Now that the simple, yet annually expected assumption of Christmas gatherings have been removed from our choices, that chimp part of our brain is reacting. That inner child inside, is unhappy. We aren’t getting what we want so we’re throwing out toys out the pram. All we want to do right at that moment is sulk and moan. (Which we totally can.)


The pure act of family gatherings, the travelling from one place to another over the Christmas break, the walks outside as a family, the smiles to strangers when we say ‘Merry Christmas’ when we take out the wrapping rubbish out, the crowded streets of cars as we welcome a constant flow of visitors. This is something, we expect every year.


Never would we have ever dreamed of it being taken away from us. A job yes, the economy changing, sadly yes, aviation industry.. yes, a haircut.. yes, going to a restaurant or simply having a coffee with a friend yes, (gosh, we’ve adapted so much)… but never Christmas, surely?!


As I sat with my thoughts, I thought to myself, Geez, imagine having no Christmas ever… Imagine, not being able to spend Christmas again with your family due to an illness or heaven forbid they get one…. My heart goes out to people that have lost a parent, a loved one, a sister who’ve already had that option taken away before they’ve even had their last Christmas with them. Or even those poor people who are suffering war and loss, won’t get to have their traditions this year. I can’t and would not want to imagine that at all.

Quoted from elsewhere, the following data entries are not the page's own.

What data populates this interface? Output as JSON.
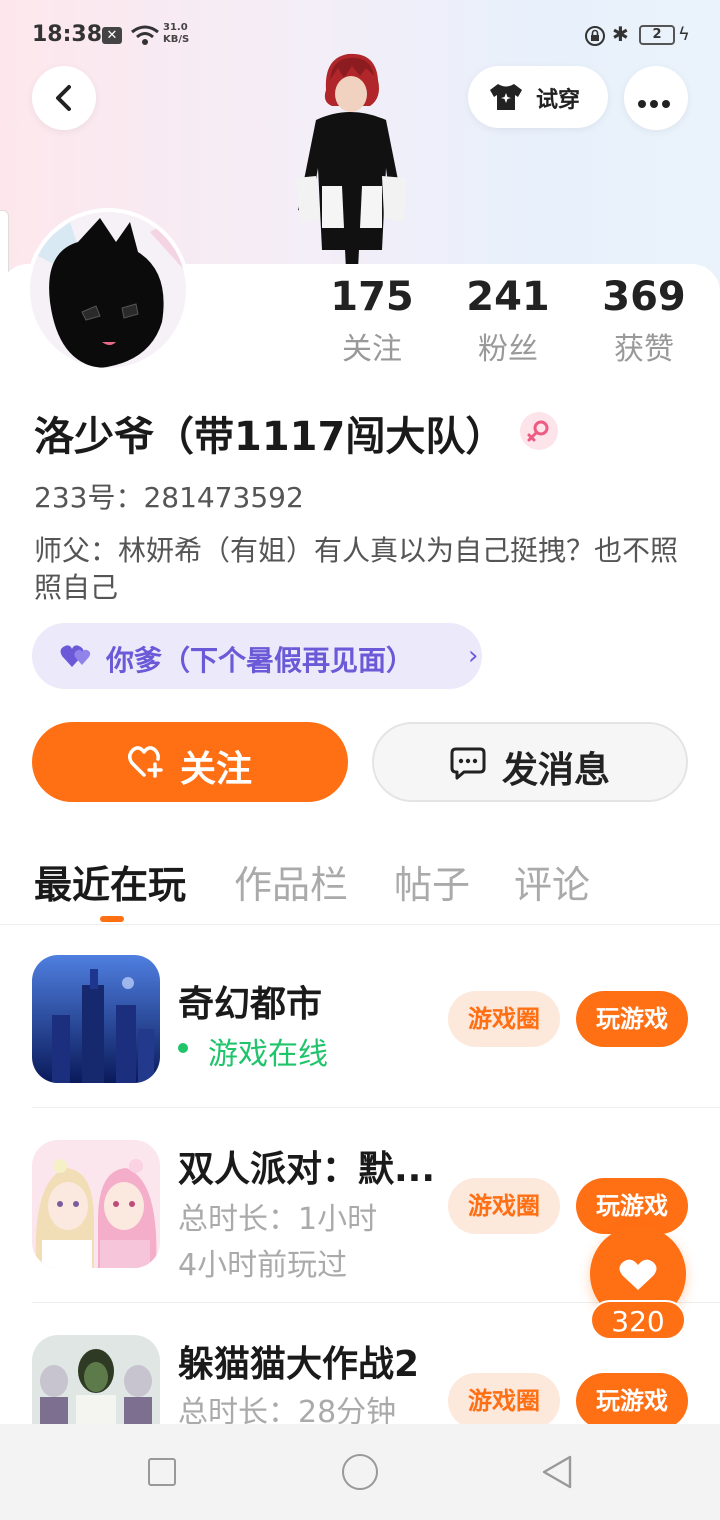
{
  "status_bar": {
    "time": "18:38",
    "net_speed_value": "31.0",
    "net_speed_unit": "KB/S",
    "battery": "2"
  },
  "header": {
    "try_on_label": "试穿"
  },
  "profile": {
    "stats": [
      {
        "value": "175",
        "label": "关注"
      },
      {
        "value": "241",
        "label": "粉丝"
      },
      {
        "value": "369",
        "label": "获赞"
      }
    ],
    "name": "洛少爷（带1117闯大队）",
    "id_line": "233号：281473592",
    "bio": "师父：林妍希（有姐）有人真以为自己挺拽？也不照照自己",
    "cp_tag": "你爹（下个暑假再见面）",
    "follow_label": "关注",
    "message_label": "发消息"
  },
  "tabs": [
    "最近在玩",
    "作品栏",
    "帖子",
    "评论"
  ],
  "games": [
    {
      "title": "奇幻都市",
      "line1": "游戏在线",
      "line2": "",
      "online": true,
      "circle_label": "游戏圈",
      "play_label": "玩游戏"
    },
    {
      "title": "双人派对：默...",
      "line1": "总时长：1小时",
      "line2": "4小时前玩过",
      "online": false,
      "circle_label": "游戏圈",
      "play_label": "玩游戏"
    },
    {
      "title": "躲猫猫大作战2",
      "line1": "总时长：28分钟",
      "line2": "",
      "online": false,
      "circle_label": "游戏圈",
      "play_label": "玩游戏"
    }
  ],
  "like_count": "320",
  "colors": {
    "accent": "#ff6f14",
    "online": "#1fc46b",
    "cp_text": "#6a5ad8",
    "cp_bg": "#ece9fb"
  },
  "icons": {
    "back": "chevron-left-icon",
    "try_on": "tshirt-icon",
    "more": "more-dots-icon",
    "gender": "female-icon",
    "cp": "double-heart-icon",
    "follow": "heart-plus-icon",
    "message": "chat-bubble-icon",
    "like": "heart-icon"
  }
}
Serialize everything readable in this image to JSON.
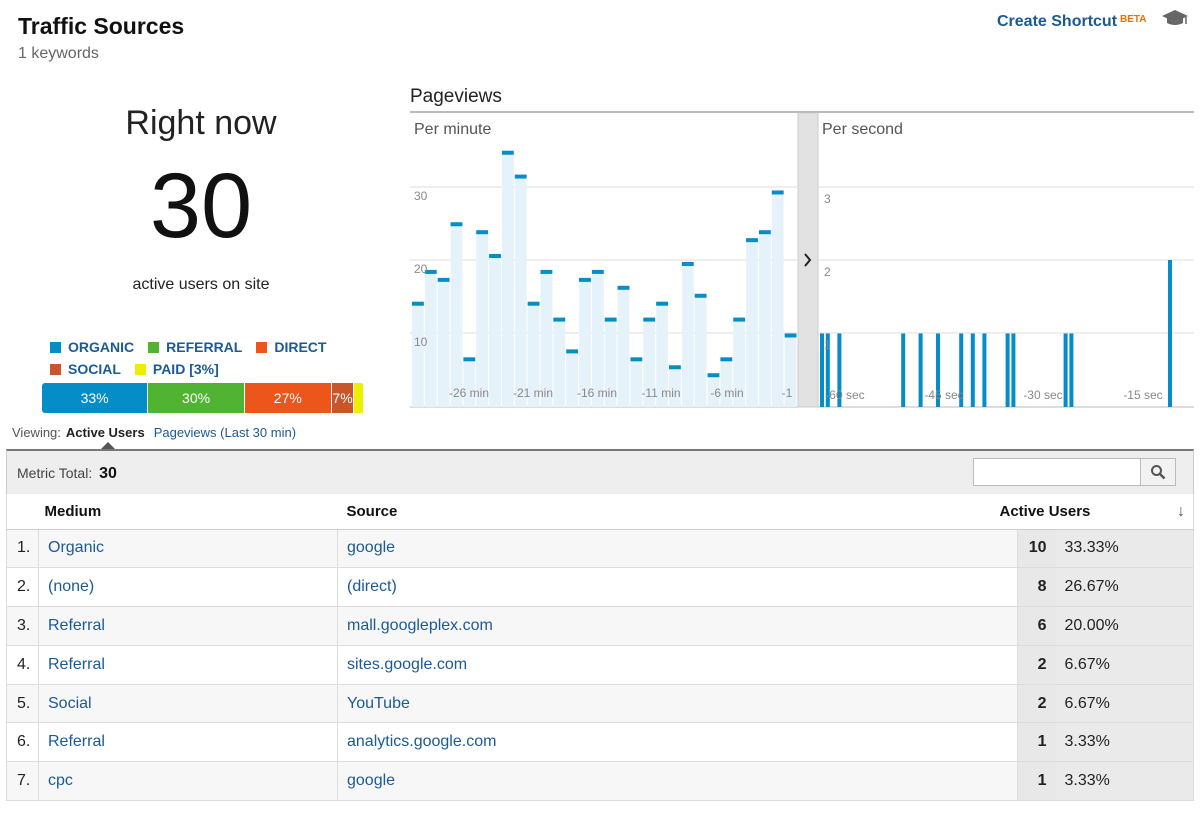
{
  "header": {
    "title": "Traffic Sources",
    "subtitle": "1 keywords",
    "shortcut_label": "Create Shortcut",
    "shortcut_badge": "BETA"
  },
  "right_now": {
    "title": "Right now",
    "count": "30",
    "label": "active users on site"
  },
  "legend": [
    {
      "label": "ORGANIC",
      "color": "#058dc7"
    },
    {
      "label": "REFERRAL",
      "color": "#50b432"
    },
    {
      "label": "DIRECT",
      "color": "#ed561b"
    },
    {
      "label": "SOCIAL",
      "color": "#c9552a"
    },
    {
      "label": "PAID [3%]",
      "color": "#edef00"
    }
  ],
  "share_bar": [
    {
      "label": "33%",
      "value": 33,
      "color": "#058dc7"
    },
    {
      "label": "30%",
      "value": 30,
      "color": "#50b432"
    },
    {
      "label": "27%",
      "value": 27,
      "color": "#ed561b"
    },
    {
      "label": "7%",
      "value": 7,
      "color": "#c9552a"
    },
    {
      "label": "",
      "value": 3,
      "color": "#edef00"
    }
  ],
  "viewing": {
    "label": "Viewing:",
    "active": "Active Users",
    "other": "Pageviews (Last 30 min)"
  },
  "chart_data": [
    {
      "type": "bar",
      "title": "Pageviews",
      "panel_label": "Per minute",
      "y_ticks": [
        "30",
        "20",
        "10"
      ],
      "ylim": [
        0,
        37
      ],
      "x_tick_labels": [
        "-26 min",
        "-21 min",
        "-16 min",
        "-11 min",
        "-6 min",
        "-1"
      ],
      "values": [
        13,
        17,
        16,
        23,
        6,
        22,
        19,
        32,
        29,
        13,
        17,
        11,
        7,
        16,
        17,
        11,
        15,
        6,
        11,
        13,
        5,
        18,
        14,
        4,
        6,
        11,
        21,
        22,
        27,
        9
      ],
      "color": "#058dc7",
      "fill": "#e6f2fa"
    },
    {
      "type": "bar",
      "panel_label": "Per second",
      "y_ticks": [
        "3",
        "2",
        "1"
      ],
      "ylim": [
        0,
        4
      ],
      "x_tick_labels": [
        "-60 sec",
        "-45 sec",
        "-30 sec",
        "-15 sec"
      ],
      "active_seconds": [
        -60,
        -59,
        -57,
        -46,
        -43,
        -40,
        -36,
        -34,
        -32,
        -28,
        -27,
        -18,
        -17
      ],
      "values": [
        1,
        1,
        1,
        1,
        1,
        1,
        1,
        1,
        1,
        1,
        1,
        1,
        1
      ],
      "last_second_value": 2,
      "color": "#058dc7"
    }
  ],
  "metric": {
    "label": "Metric Total:",
    "value": "30"
  },
  "table": {
    "headers": {
      "medium": "Medium",
      "source": "Source",
      "active_users": "Active Users"
    },
    "rows": [
      {
        "index": "1.",
        "medium": "Organic",
        "source": "google",
        "value": "10",
        "pct": "33.33%"
      },
      {
        "index": "2.",
        "medium": "(none)",
        "source": "(direct)",
        "value": "8",
        "pct": "26.67%"
      },
      {
        "index": "3.",
        "medium": "Referral",
        "source": "mall.googleplex.com",
        "value": "6",
        "pct": "20.00%"
      },
      {
        "index": "4.",
        "medium": "Referral",
        "source": "sites.google.com",
        "value": "2",
        "pct": "6.67%"
      },
      {
        "index": "5.",
        "medium": "Social",
        "source": "YouTube",
        "value": "2",
        "pct": "6.67%"
      },
      {
        "index": "6.",
        "medium": "Referral",
        "source": "analytics.google.com",
        "value": "1",
        "pct": "3.33%"
      },
      {
        "index": "7.",
        "medium": "cpc",
        "source": "google",
        "value": "1",
        "pct": "3.33%"
      }
    ]
  }
}
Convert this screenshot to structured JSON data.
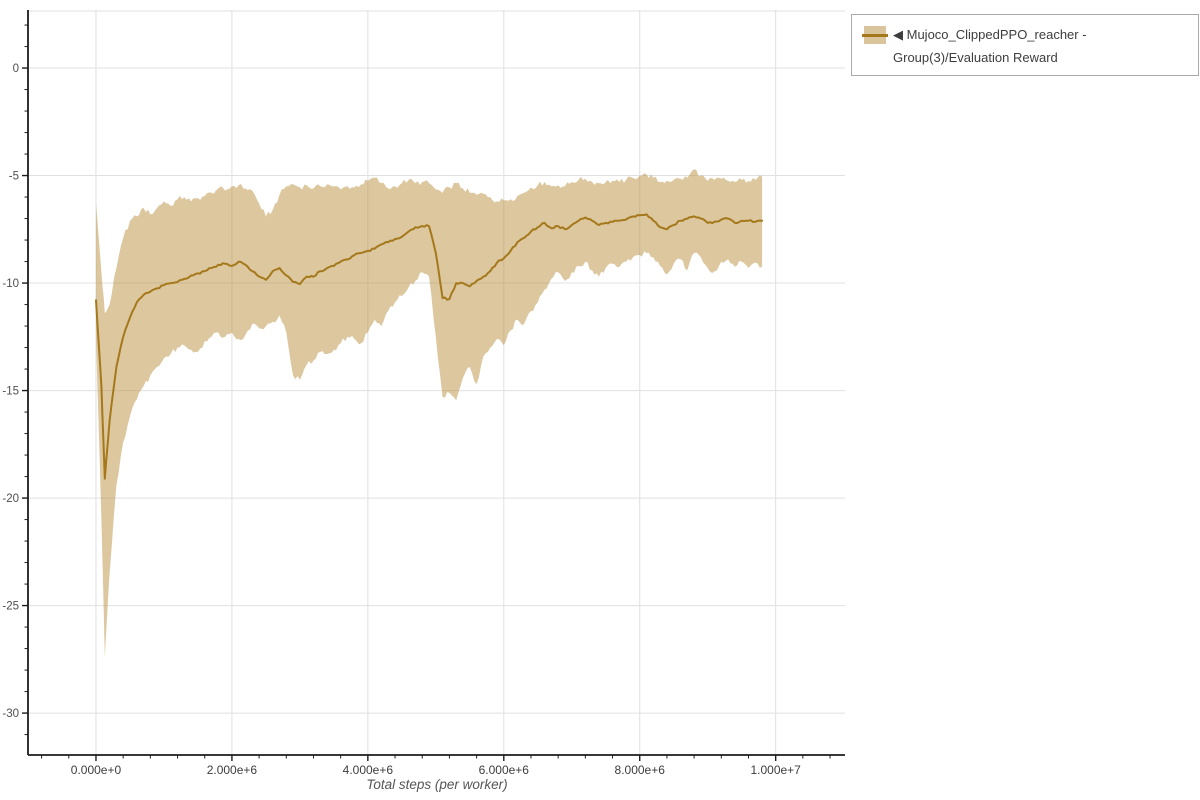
{
  "legend": {
    "icon": "◀",
    "label": "Mujoco_ClippedPPO_reacher - Group(3)/Evaluation Reward"
  },
  "chart_data": {
    "type": "line",
    "title": "",
    "xlabel": "Total steps (per worker)",
    "ylabel": "",
    "grid": true,
    "legend_position": "top-right",
    "xlim_e6": [
      -1.0,
      11.02
    ],
    "ylim": [
      -31.95,
      2.7
    ],
    "x_ticks": {
      "values_e6": [
        0,
        2,
        4,
        6,
        8,
        10
      ],
      "labels": [
        "0.000e+0",
        "2.000e+6",
        "4.000e+6",
        "6.000e+6",
        "8.000e+6",
        "1.000e+7"
      ],
      "minor_step_e6": 0.4
    },
    "y_ticks": {
      "values": [
        0,
        -5,
        -10,
        -15,
        -20,
        -25,
        -30
      ],
      "labels": [
        "0",
        "-5",
        "-10",
        "-15",
        "-20",
        "-25",
        "-30"
      ],
      "minor_step": 1
    },
    "colors": {
      "line": "#a5791b",
      "band_fill": "#b98f3f",
      "band_opacity": 0.5,
      "legend_swatch": "#d9c49c",
      "grid": "#e0e0e0",
      "axis": "#1c1c1c",
      "tick_label_x": "#3d3d3d",
      "tick_label_y": "#4f4f4f",
      "legend_border": "#ababab",
      "legend_text": "#3d3d3d"
    },
    "series": [
      {
        "name": "Mujoco_ClippedPPO_reacher - Group(3)/Evaluation Reward",
        "x_e6": [
          0,
          0.08,
          0.13,
          0.2,
          0.3,
          0.4,
          0.5,
          0.6,
          0.7,
          0.8,
          0.9,
          1.0,
          1.1,
          1.2,
          1.3,
          1.4,
          1.5,
          1.6,
          1.7,
          1.8,
          1.9,
          2.0,
          2.1,
          2.2,
          2.3,
          2.4,
          2.5,
          2.6,
          2.7,
          2.8,
          2.9,
          3.0,
          3.1,
          3.2,
          3.3,
          3.4,
          3.5,
          3.6,
          3.7,
          3.8,
          3.9,
          4.0,
          4.1,
          4.2,
          4.3,
          4.4,
          4.5,
          4.6,
          4.7,
          4.8,
          4.9,
          5.0,
          5.1,
          5.2,
          5.3,
          5.4,
          5.5,
          5.6,
          5.7,
          5.8,
          5.9,
          6.0,
          6.1,
          6.2,
          6.3,
          6.4,
          6.5,
          6.6,
          6.7,
          6.8,
          6.9,
          7.0,
          7.1,
          7.2,
          7.3,
          7.4,
          7.5,
          7.6,
          7.7,
          7.8,
          7.9,
          8.0,
          8.1,
          8.2,
          8.3,
          8.4,
          8.5,
          8.6,
          8.7,
          8.8,
          8.9,
          9.0,
          9.1,
          9.2,
          9.3,
          9.4,
          9.5,
          9.6,
          9.7,
          9.8
        ],
        "mean": [
          -10.8,
          -14.8,
          -19.1,
          -16.4,
          -13.9,
          -12.5,
          -11.6,
          -10.9,
          -10.55,
          -10.4,
          -10.25,
          -10.1,
          -10,
          -9.95,
          -9.8,
          -9.65,
          -9.55,
          -9.45,
          -9.3,
          -9.15,
          -9.1,
          -9.2,
          -9,
          -9.15,
          -9.45,
          -9.7,
          -9.85,
          -9.45,
          -9.3,
          -9.65,
          -9.95,
          -10.05,
          -9.7,
          -9.7,
          -9.45,
          -9.3,
          -9.2,
          -9,
          -8.9,
          -8.7,
          -8.6,
          -8.5,
          -8.4,
          -8.2,
          -8.1,
          -7.95,
          -7.85,
          -7.6,
          -7.4,
          -7.35,
          -7.35,
          -8.6,
          -10.7,
          -10.75,
          -10,
          -10,
          -10.15,
          -9.9,
          -9.7,
          -9.45,
          -9.05,
          -8.85,
          -8.5,
          -8.1,
          -7.9,
          -7.6,
          -7.4,
          -7.2,
          -7.45,
          -7.35,
          -7.5,
          -7.3,
          -7.1,
          -6.95,
          -7.1,
          -7.3,
          -7.2,
          -7.15,
          -7.1,
          -7.05,
          -6.9,
          -6.85,
          -6.8,
          -7.1,
          -7.4,
          -7.5,
          -7.3,
          -7.1,
          -7,
          -6.9,
          -7,
          -7.2,
          -7.15,
          -7.05,
          -7,
          -7.2,
          -7.1,
          -7.1,
          -7.15,
          -7.1
        ],
        "upper": [
          -6.3,
          -9.5,
          -11.4,
          -11,
          -9.3,
          -7.9,
          -7.1,
          -6.9,
          -6.5,
          -6.8,
          -6.5,
          -6.2,
          -6.4,
          -6.1,
          -6,
          -6.2,
          -6.05,
          -5.95,
          -5.8,
          -5.6,
          -5.7,
          -5.5,
          -5.45,
          -5.6,
          -5.7,
          -6.3,
          -6.9,
          -6.6,
          -5.9,
          -5.5,
          -5.4,
          -5.55,
          -5.45,
          -5.6,
          -5.5,
          -5.4,
          -5.5,
          -5.65,
          -5.5,
          -5.55,
          -5.4,
          -5.25,
          -5.1,
          -5.35,
          -5.6,
          -5.5,
          -5.35,
          -5.2,
          -5.35,
          -5.3,
          -5.35,
          -5.65,
          -5.8,
          -5.55,
          -5.35,
          -5.6,
          -5.8,
          -5.9,
          -5.85,
          -6,
          -6.2,
          -6.15,
          -6.1,
          -5.95,
          -5.8,
          -5.55,
          -5.45,
          -5.3,
          -5.5,
          -5.45,
          -5.5,
          -5.3,
          -5.2,
          -5.15,
          -5.3,
          -5.35,
          -5.3,
          -5.25,
          -5.3,
          -5.2,
          -5.1,
          -5,
          -4.95,
          -5.1,
          -5.3,
          -5.25,
          -5.2,
          -5.15,
          -5.1,
          -4.7,
          -5,
          -5.25,
          -5.2,
          -5.15,
          -5.25,
          -5.3,
          -5.2,
          -5.25,
          -5.2,
          -5.05
        ],
        "lower": [
          -12.6,
          -21,
          -27.4,
          -23.5,
          -19.4,
          -17.4,
          -16.2,
          -15.4,
          -14.8,
          -14.3,
          -13.9,
          -13.5,
          -13.3,
          -13,
          -12.9,
          -13.1,
          -13.2,
          -12.7,
          -12.5,
          -12.3,
          -12.5,
          -12.3,
          -12.6,
          -12.4,
          -11.9,
          -12.1,
          -12,
          -11.8,
          -11.5,
          -12.3,
          -14.3,
          -14.5,
          -13.8,
          -13.6,
          -13.2,
          -13.3,
          -13.1,
          -12.8,
          -12.5,
          -12.6,
          -12.8,
          -12.3,
          -11.7,
          -12,
          -11.3,
          -10.9,
          -10.6,
          -10.2,
          -9.9,
          -9.5,
          -9.7,
          -12.5,
          -15.3,
          -15.1,
          -15.45,
          -14.4,
          -13.9,
          -14.7,
          -13.4,
          -13,
          -12.6,
          -12.9,
          -12.2,
          -11.7,
          -11.9,
          -11.3,
          -10.9,
          -10.3,
          -9.8,
          -9.5,
          -9.9,
          -9.5,
          -9.2,
          -9,
          -9.4,
          -9.7,
          -9.3,
          -9.1,
          -9.25,
          -9,
          -8.8,
          -8.7,
          -8.6,
          -8.8,
          -9.2,
          -9.6,
          -9.1,
          -8.9,
          -9.4,
          -8.6,
          -8.8,
          -9.3,
          -9.45,
          -9,
          -8.9,
          -9.25,
          -9,
          -9.3,
          -9.05,
          -9.25
        ]
      }
    ]
  }
}
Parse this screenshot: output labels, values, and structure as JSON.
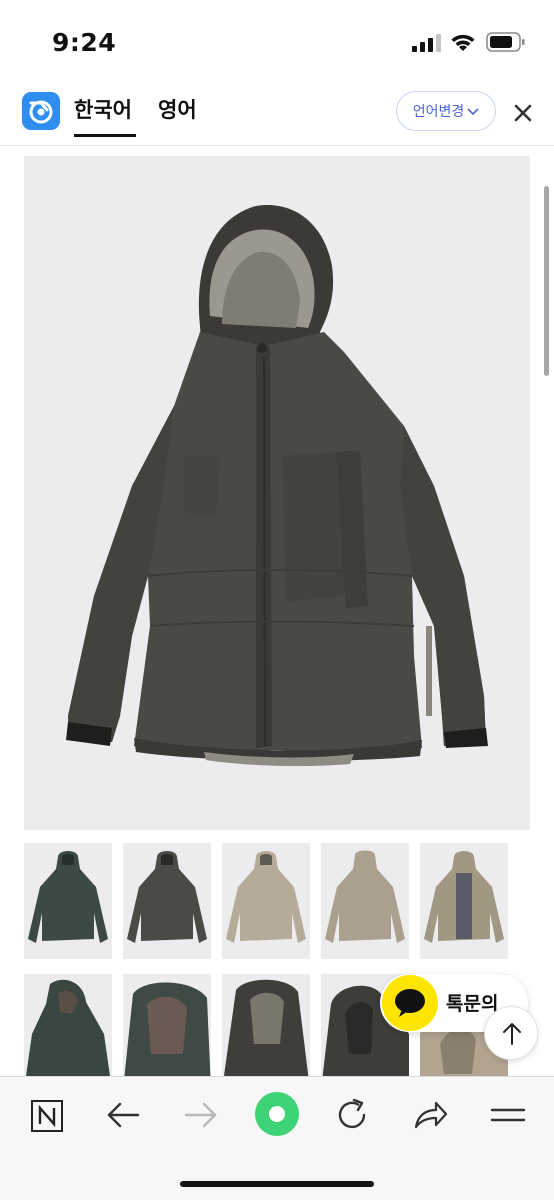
{
  "status_bar": {
    "time": "9:24",
    "icons": [
      "signal-icon",
      "wifi-icon",
      "battery-icon"
    ]
  },
  "language_bar": {
    "logo": "translate-logo-icon",
    "tabs": [
      {
        "label": "한국어",
        "active": true
      },
      {
        "label": "영어",
        "active": false
      }
    ],
    "change_button": "언어변경",
    "close_icon": "close-icon"
  },
  "product": {
    "main_image": "hooded shell jacket, charcoal",
    "thumbnails": [
      {
        "color": "#3d4a44",
        "alt": "dark green jacket"
      },
      {
        "color": "#4b4a47",
        "alt": "charcoal jacket"
      },
      {
        "color": "#b6ab98",
        "alt": "beige jacket front"
      },
      {
        "color": "#ab9f8d",
        "alt": "beige jacket back"
      },
      {
        "color": "#a09883",
        "alt": "beige jacket open"
      },
      {
        "color": "#3a4740",
        "alt": "green hood detail"
      },
      {
        "color": "#3e4a43",
        "alt": "green hood open"
      },
      {
        "color": "#565049",
        "alt": "hood detail"
      },
      {
        "color": "#3f3d3a",
        "alt": "dark hood"
      },
      {
        "color": "#b1a491",
        "alt": "beige hood"
      }
    ]
  },
  "floating": {
    "chat_label": "톡문의",
    "chat_icon": "kakao-chat-icon",
    "top_icon": "arrow-up-icon"
  },
  "browser_bar": {
    "buttons": [
      "naver-icon",
      "back-arrow-icon",
      "forward-arrow-icon",
      "green-dot-icon",
      "refresh-icon",
      "share-icon",
      "menu-icon"
    ]
  },
  "colors": {
    "accent": "#4a63d8",
    "logo": "#2e8ef0",
    "kakao": "#fee500",
    "naver_green": "#3fd377"
  }
}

It makes me too upset to think about.


The act of festivities gatherings may be cancelled but our families and friends are not cancelled. Love is not cancelled. My family are still here. I just can’t physically see them over the next few weeks. I can always zoom them. I can hear their voices, we can play games, we can smile together. We can even eat together virtually!


At least with hope, of the virus leaving the world for good, we can be certain that this situation won’t last forever. Remember the power of impermanence. Nothing lasts forever.

As I sat with myself for a few more minutes, I thought about the different types of joy and happiness my family gives me. Security, unconditional love, giggles, childhood memories… and then I take a deep breath and remind myself that I am truly grateful that they are still here. That this isn’t the last Christmas I get to spend with them. I can just pick up the phone and call them if I really miss them.


Let’s all take a deep breath and do just that.

Practise gratitude and focus on what we have in front of us.

Work with what we have at our disposal right now.